Tim Dowling, The Guardian

“The blind ingenuity of the evolutionary process in exploiting every available ecological niche was matched here by a certain skill in putting the details on screen, from a lovely opening piece to camera to the elaborate stunt someone had devised to test the engineering that protects the woodpecker brain from an impact of 1200G every time its beak strikes timber… Even if one might wish that BBC producers occasionally used a bigger hat when they pull out a name for a new project, for this kind of gee-whiz science Hammond is actually pretty good.”
Tom Sutcliffe, The Independent

“Richard Hammond’s Miracles of Nature was a science show with an action-movie soundtrack, stunts and locations.
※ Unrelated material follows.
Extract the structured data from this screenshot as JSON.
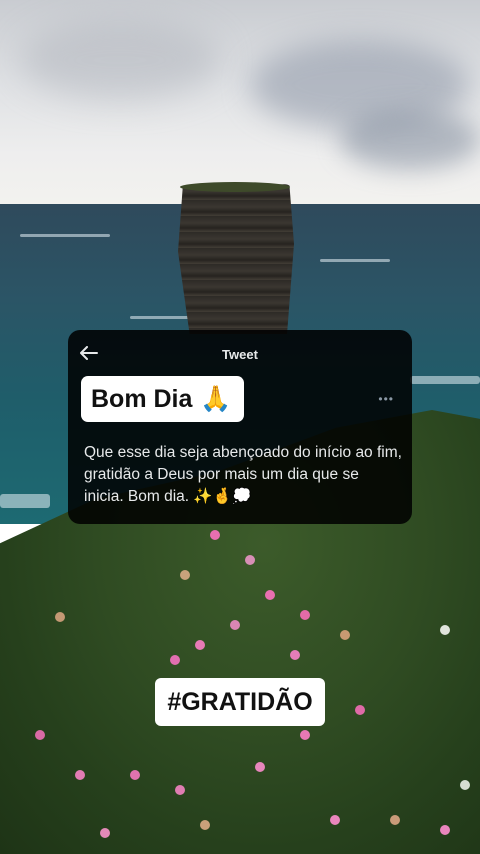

And although the host looked at home in his action-movie tour of Bond cars last week, he didn’t look as well cast here… The problem is, the tomfoolery is a bit superfluous when the camerawork and facts are this amazing.”
Alex Hardy, The Times

“There’s a sense among the bosses of programme commissioning that the only way a modern audience can grasp a bit of science is if it involves cars being blown up or things being dropped from a great height. In other words, they think we’re teenage boys… This week, we were thrilled to the sight of a lightbulb, in a crash helmet, being dropped from space… Hammond declared himself staggered by the result. More than we were, then.”
Matt Baylis, Daily Express

Nigel Slater: Life is Sweets, BBC4

“On this sort of stuff, food and personality and the past, Slater was as brilliant as ever… I fear, though, he might have bitten off more than he could chew by combining this with a whistle-stop tour of the history of confectionary.”
Matt Baylis, Daily Express

“I watched most of Nigel Slater: Life is Sweets with a lump the size of a humbug in my throat… I didn’t think this was going to be my sort of thing at all. I’m not British, so I don’t get very excited by the thought of buying Pontefract cakes by weight… [But] Slater’s relationship with his past has always seemed raw, and it was his investigation of his own childhood that produced the humbug-sized lump.”
Tim Dowling, The Guardian

“I’m not exactly sure who Nick Nickleby is aimed at… It’s certainly an experiment worth conducting, though… The point, I take it, is to apply Dickens’ social conscience to the scandals and workhouses of contemporary Britain… On the evidence so far, modern dress makes it a lot trickier to find the balance between grotesquerie and realism that is one of Dickens’ strengths. But it’s a brisk, bold treatment that deserves an audience.”